The Supreme Court yesterday issued a unanimous opinion striking down the federal government’s reduction in Medicare Part B reimbursement for 340B drugs for calendar years 2018 and 2019. As background, the Centers for Medicare & Medicaid Services (CMS), in the 2018 hospital outpatient prospective payment system (OPPS) final rule, reduced Medicare Part B payments to 340B hospitals (other than rural sole community hospitals, OPPS-exempt cancer hospitals, children’s hospitals and critical access hospitals) for 340B purchased drugs, from Average Sales Price (ASP) plus 6% to ASP minus 22.5%. In doing so, CMS stated that this reduction was intended to reflect hospitals’ true acquisition costs for 340B drugs. The reductions were continued in subsequent years and remain in effect today.
In yesterday’s opinion, which was written by Justice Brett Kavanaugh, the Court agreed with the American Hospital Association and other hospital groups that challenged the cuts, and found that the reductions were impermissible because CMS substantially reduced the reimbursement rates for one group of hospitals—340B hospitals—but did not conduct a survey of hospitals’ acquisition costs for outpatient prescription drugs, which is a statutory prerequisite for varying Part B reimbursement by hospital group. Click here for a copy of the opinion.
The opinion leaves CMS in a difficult position.
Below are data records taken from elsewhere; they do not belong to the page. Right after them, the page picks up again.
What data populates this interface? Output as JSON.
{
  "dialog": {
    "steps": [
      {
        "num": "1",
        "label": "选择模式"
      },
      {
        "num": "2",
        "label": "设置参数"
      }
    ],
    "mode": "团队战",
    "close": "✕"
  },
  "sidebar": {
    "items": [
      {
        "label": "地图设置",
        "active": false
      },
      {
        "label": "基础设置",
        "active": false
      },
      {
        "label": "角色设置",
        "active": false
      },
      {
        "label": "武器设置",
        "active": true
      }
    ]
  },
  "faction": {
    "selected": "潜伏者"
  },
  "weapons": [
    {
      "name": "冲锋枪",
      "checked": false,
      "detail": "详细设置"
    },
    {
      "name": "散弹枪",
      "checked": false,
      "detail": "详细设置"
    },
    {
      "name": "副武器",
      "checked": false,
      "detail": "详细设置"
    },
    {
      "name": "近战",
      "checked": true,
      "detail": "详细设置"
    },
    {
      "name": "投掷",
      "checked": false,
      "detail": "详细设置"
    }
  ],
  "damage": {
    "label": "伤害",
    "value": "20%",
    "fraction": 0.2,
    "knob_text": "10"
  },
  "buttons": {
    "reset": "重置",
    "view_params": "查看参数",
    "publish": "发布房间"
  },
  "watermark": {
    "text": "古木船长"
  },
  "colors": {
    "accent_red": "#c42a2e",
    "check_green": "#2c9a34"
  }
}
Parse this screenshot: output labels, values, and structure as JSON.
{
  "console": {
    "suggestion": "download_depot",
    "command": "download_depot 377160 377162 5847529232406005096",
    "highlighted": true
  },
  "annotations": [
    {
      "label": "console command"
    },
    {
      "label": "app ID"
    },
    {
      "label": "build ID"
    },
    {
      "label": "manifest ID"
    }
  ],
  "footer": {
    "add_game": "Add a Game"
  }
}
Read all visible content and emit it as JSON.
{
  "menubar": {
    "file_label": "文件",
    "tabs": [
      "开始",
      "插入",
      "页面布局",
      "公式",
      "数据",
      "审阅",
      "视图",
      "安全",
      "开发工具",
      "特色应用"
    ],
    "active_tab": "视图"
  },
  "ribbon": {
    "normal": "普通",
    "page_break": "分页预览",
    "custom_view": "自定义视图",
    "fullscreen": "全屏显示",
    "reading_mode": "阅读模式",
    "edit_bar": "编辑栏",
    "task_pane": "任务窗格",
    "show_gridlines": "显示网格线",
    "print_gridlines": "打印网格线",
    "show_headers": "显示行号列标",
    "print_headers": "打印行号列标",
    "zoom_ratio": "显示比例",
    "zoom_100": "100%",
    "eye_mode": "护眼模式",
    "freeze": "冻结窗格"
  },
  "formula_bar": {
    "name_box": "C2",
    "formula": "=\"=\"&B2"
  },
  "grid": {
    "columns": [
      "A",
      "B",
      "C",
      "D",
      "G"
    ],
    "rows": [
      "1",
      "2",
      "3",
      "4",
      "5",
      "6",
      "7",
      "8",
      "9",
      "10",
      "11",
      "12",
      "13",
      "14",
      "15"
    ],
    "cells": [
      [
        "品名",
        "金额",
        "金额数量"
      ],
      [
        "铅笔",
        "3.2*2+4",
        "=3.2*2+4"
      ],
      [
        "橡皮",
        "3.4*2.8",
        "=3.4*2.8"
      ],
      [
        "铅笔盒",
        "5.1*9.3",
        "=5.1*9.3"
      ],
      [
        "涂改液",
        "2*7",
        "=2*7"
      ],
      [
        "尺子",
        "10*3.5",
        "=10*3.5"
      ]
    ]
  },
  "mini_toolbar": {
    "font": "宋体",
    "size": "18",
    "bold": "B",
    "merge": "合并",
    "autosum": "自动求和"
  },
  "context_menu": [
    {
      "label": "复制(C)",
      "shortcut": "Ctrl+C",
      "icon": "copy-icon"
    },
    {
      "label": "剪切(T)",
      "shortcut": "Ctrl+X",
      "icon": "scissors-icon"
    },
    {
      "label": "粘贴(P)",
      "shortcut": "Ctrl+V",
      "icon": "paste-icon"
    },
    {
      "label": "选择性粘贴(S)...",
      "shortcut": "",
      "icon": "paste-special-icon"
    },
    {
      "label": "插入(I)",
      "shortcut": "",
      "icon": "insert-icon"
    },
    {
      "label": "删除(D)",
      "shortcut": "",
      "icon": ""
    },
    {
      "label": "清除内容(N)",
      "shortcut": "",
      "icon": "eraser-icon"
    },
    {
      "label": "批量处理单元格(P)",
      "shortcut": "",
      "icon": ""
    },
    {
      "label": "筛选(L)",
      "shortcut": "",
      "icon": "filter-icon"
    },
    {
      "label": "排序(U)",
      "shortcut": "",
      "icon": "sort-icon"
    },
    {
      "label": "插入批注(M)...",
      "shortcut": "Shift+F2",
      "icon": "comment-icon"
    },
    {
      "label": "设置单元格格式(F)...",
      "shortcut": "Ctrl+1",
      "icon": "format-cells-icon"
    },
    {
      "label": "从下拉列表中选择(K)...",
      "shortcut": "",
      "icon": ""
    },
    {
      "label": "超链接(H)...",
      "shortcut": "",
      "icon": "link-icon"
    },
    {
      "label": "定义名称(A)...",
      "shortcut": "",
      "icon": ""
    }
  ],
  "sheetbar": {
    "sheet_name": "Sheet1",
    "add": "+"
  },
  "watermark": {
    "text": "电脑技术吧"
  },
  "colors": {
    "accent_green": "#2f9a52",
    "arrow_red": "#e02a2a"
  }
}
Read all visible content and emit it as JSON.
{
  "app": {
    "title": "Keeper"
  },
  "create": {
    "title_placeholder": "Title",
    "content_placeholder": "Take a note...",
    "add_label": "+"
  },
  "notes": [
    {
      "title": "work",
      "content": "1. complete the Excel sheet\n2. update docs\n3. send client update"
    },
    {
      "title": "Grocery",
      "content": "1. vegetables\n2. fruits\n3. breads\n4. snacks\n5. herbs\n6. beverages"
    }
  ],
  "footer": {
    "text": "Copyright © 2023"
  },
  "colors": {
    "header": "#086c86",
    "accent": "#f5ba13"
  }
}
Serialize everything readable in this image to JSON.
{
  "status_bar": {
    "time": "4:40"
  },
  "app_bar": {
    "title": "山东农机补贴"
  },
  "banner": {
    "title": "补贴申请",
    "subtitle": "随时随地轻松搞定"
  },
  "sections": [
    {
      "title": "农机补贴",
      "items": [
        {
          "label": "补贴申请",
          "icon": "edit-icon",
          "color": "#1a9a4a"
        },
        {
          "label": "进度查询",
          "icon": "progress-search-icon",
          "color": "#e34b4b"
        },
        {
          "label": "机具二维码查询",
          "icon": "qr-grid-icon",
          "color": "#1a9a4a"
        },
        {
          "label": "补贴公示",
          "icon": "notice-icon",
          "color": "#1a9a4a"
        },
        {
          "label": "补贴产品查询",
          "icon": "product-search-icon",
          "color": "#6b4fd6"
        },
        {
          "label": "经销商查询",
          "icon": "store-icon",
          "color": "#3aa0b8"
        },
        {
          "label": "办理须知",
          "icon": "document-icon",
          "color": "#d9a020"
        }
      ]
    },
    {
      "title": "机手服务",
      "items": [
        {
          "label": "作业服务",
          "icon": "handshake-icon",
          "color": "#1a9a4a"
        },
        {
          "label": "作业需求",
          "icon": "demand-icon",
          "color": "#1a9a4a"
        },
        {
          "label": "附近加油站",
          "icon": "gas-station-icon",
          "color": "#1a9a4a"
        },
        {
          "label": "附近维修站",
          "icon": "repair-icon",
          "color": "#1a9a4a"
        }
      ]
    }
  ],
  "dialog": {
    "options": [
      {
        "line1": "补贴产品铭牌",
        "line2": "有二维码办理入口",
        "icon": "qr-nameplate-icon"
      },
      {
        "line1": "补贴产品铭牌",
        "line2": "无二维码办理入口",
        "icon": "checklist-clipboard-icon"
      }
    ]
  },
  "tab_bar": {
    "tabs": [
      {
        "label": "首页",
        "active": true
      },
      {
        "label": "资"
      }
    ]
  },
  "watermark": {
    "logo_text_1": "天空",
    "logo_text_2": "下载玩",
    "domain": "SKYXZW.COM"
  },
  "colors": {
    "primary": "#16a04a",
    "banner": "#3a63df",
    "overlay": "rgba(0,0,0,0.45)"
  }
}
Because changes under the OPPS must be budget neutral, CMS reallocated the $1.6 billion in annual savings resulting from the 2018 and 2019 cuts in reimbursement to 340B hospitals and redistributed them to all hospitals, both 340B and non-340B, for non-drug-related services. CMS will now have to determine how to reverse this reallocation, potentially resulting in recoupments of the payments that were made to hospitals out of the $1.6 billion in savings. Another open question relates to the status of the cuts in later years. While CMS conducted a survey of 340B hospital acquisition costs in 2020, it’s not clear whether that survey would be sufficient to justify the cuts in calendar year 2020 and thereafter.